Another important area of investigation touched on but not evidenced, was the issue of post war immigration to the area undertaken to activate the industry. Like the alternations to the landscape, such social modifications must have had enormous impact on the Belgian soundscape. Was it possible to make this dissonance (the language modification used to communicate in the mines) audible after so many years? The work is potentially sonically richer than what is evidenced in this journal article and it leaves the readers wanting many more means, both audio and visual, by which to understand the spatiality / temporality of the Winterslag mine.

 

This submission is successful in that it performs / exposes its core research investigation and methodological approach in innovative and effective ways through creative means. It is clear in articulating the research question and through text, audio and video clips it develops its argument so that this reader feels that the central issue has been adequately dealt with. Having said that, I feel that because the material is so rich, there is an opportunity for further investigation. Rather than this being a fault, it shows that the author is on to something.


 

Finally, while the article reflects some current virtual reality theory, the work is not adequately contextualized within contemporary performance practice, audio practice, heritage or tourist destination studies of the past 20 to 40 years, a period in which site-related work has burgeoned across a range of disciplines in many parts of the world. The author, indicates that providing such a context is outside the context of the work, nonetheless a short section on what locates this work in relation to similar practice would broaden and deepen the investigation.

 

While going down into the mines was predominately “men’s work,” the author writes that mining involved the entire family. This leads me to ask - where are the women’s voices?

 

Furthermore, although human subjects were used in this artistic research, there is no evidence that participants were made aware of the eventual outcomes of the project. Did they give their written permission? They are, as well, not identified or cited in the bibliography. I understand that this issue and how it is taken up varies from country to country and among disciplines, however the degree to which participants were made aware of the extent to which their memories inform this research should be spelled out.

 

Despite these few omissions, the work is an excellent example of practice-based research leading to a dynamic sound installation, and in its current manifestation, as an article in an online journal.

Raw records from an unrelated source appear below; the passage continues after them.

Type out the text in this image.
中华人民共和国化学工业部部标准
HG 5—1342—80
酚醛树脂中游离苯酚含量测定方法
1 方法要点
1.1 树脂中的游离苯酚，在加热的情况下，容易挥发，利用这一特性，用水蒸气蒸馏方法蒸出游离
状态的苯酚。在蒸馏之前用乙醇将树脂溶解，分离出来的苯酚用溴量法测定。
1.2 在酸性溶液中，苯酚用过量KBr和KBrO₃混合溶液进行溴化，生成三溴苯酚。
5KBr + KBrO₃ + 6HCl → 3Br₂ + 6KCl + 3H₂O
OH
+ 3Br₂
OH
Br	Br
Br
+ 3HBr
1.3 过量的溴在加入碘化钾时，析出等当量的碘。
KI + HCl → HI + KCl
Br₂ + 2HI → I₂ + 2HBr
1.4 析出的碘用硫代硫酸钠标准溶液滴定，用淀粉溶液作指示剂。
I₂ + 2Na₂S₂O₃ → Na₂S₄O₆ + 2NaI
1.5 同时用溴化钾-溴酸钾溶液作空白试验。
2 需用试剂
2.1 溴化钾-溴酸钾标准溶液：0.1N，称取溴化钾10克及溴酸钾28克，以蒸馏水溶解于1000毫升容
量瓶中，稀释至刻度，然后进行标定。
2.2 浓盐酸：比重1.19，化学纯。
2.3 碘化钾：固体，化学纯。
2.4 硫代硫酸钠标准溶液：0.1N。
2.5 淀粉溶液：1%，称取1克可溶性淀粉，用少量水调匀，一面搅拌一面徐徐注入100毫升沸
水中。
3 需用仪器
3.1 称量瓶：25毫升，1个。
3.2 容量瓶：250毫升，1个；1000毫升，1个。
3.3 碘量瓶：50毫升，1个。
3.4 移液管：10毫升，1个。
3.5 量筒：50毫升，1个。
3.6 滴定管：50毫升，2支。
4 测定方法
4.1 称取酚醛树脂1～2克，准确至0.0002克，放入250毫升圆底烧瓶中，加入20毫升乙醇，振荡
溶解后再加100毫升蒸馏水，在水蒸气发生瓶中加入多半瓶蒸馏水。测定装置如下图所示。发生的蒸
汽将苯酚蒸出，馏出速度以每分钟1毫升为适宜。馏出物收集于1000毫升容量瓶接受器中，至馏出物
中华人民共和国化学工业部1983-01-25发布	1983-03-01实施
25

Dorita Hannah 22/06/2013 at 17:44

This project, which focuses on “virtual space readings”, is an extremely interesting one, especially in relation to patrimony and oral history as well as spatial recollections and sound. The site, located above abandoned mines, is well selected and highly relevant as it connects to an underground world cut off from the lived world and sonically re-experienced by the public through a ‘telling’ or ‘re-sounding’. This would have been elucidated through a visual mapping of the physical context and location/description of the embedded sound installation. Most interesting is the sociocultural and political nature of the selected site in relation to memories that are – literally and figuratively – deeply buried and in danger of being irretrievably forgotten.

 

For this reviewer, the strength of the project lies in the short video interviews with the long-retired miners, which provide fascinating and extremely relevant material: distilling and re-presenting particular memories from a particular community with its particular histories and physical environment. The author re-collects (through interviewing and editing) complex aural events, once experienced underground and now embedded in the memory (excellently described by those interviewed): exposing how past experiences are ‘submerged’, ‘sedimented’, and deeply ‘situated’. More successful than the resulting sound installation, these videos constitute a creative mining of sonic memory (digging deep to withdraw the essence of something) and present auditory experiences at the coalface (linking sound with the realities of the space of labour). A consideration of how the interviews (as word descriptions) and soundscapes (as aural atmospheres) cohere within the installation as a spatiotemporal event would help construct a richer inner-ground experience for the over-ground visitors.

 

Innerground’s title, topic, site and human participants promise an original and valuable research project into cultural/communal and individual/private memories and their relationship to spatial, artistic and social practices, particularly as they pertain to sensorial experience and unearthing long buried histories and experiences. The thought provoking theoretical underpinnings can be further adopted and adapted by the author in order to formulate a highly original
conceptual basis for re-locating, re-placing and re-imagining the past within the present.

 

Finally, a clearer articulation of how the author creatively develops and applies the notion of “virtual space readings” will clarify a valuable contribution to artistic practice, not only in relation to this project specifically but to a more general, creative analysis of space and place as a complex layering of multiple timeframes and human histories, which, re-membered, are both virtual and real, present and absent, fact and fiction.

28/07/2013 at 22:55

             I would like to begin my comment by referring to Kathleen Irwin’s comment, “…the material is so rich, there is an opportunity for further investigation. Rather than this being a fault, it shows that the author is onto something.” This quote resonates how the experience of research offers many perceptions and opportunities with projects. I will continue the discussion of methodologies, sound and the visual, and the project’s Internet presence.  

 

            The methods of data collection (interviews and cultural values of an environment) are similar to an ethnography process or anthropological methods. I am suggesting Anna Grimshaw and Amanda Ravetz’s book Visualizing Anthropology. The book presents case studies of artists and anthropologist’s experiences with data collection and public presentations of projects. While my suggestion leans toward the visual aspects of data collection the essays offer an insight to the diversity with research management.

 

            The Sound category of the essay presents the foundation for the argument of the use of sound instead of the visual in the final project. There is one example of tension between sound and the visual that is mentioned in the description of the installation. The Installation category sites that it was important to display the video documentation of the miner’s interviews with the exhibit. It is stated how these interviews were specifically edited to visually display the physical gestures used by the miners to communicate their perspective of the sounds of the mine. This aspect of the exhibit does have performative qualities, but it also reflects the comments concerning the miner’s language to describe sound. My comment is taking the human senses into account with the possibilities of not only hearing sound, but the sense of feeling – an example is vibrations. The description of the edited video segments bring me back to Kathleen Irwin’s comment toward the opportunities of further investigation, whether it is a continuation of Innerground or to use with future projects. 

 

            Finally, the project’s Internet presence is introduced as an online database. The website offers any continuation of the project with the ability to add future research. I do feel there is an absence of the artist’s voice in the essay and on the website of how the beginning data went through the creative process of becoming a sound installation. The absence of the artist’s perspective leaves me in a state of curiosity about the methods used in collecting or creating the five sound compositions.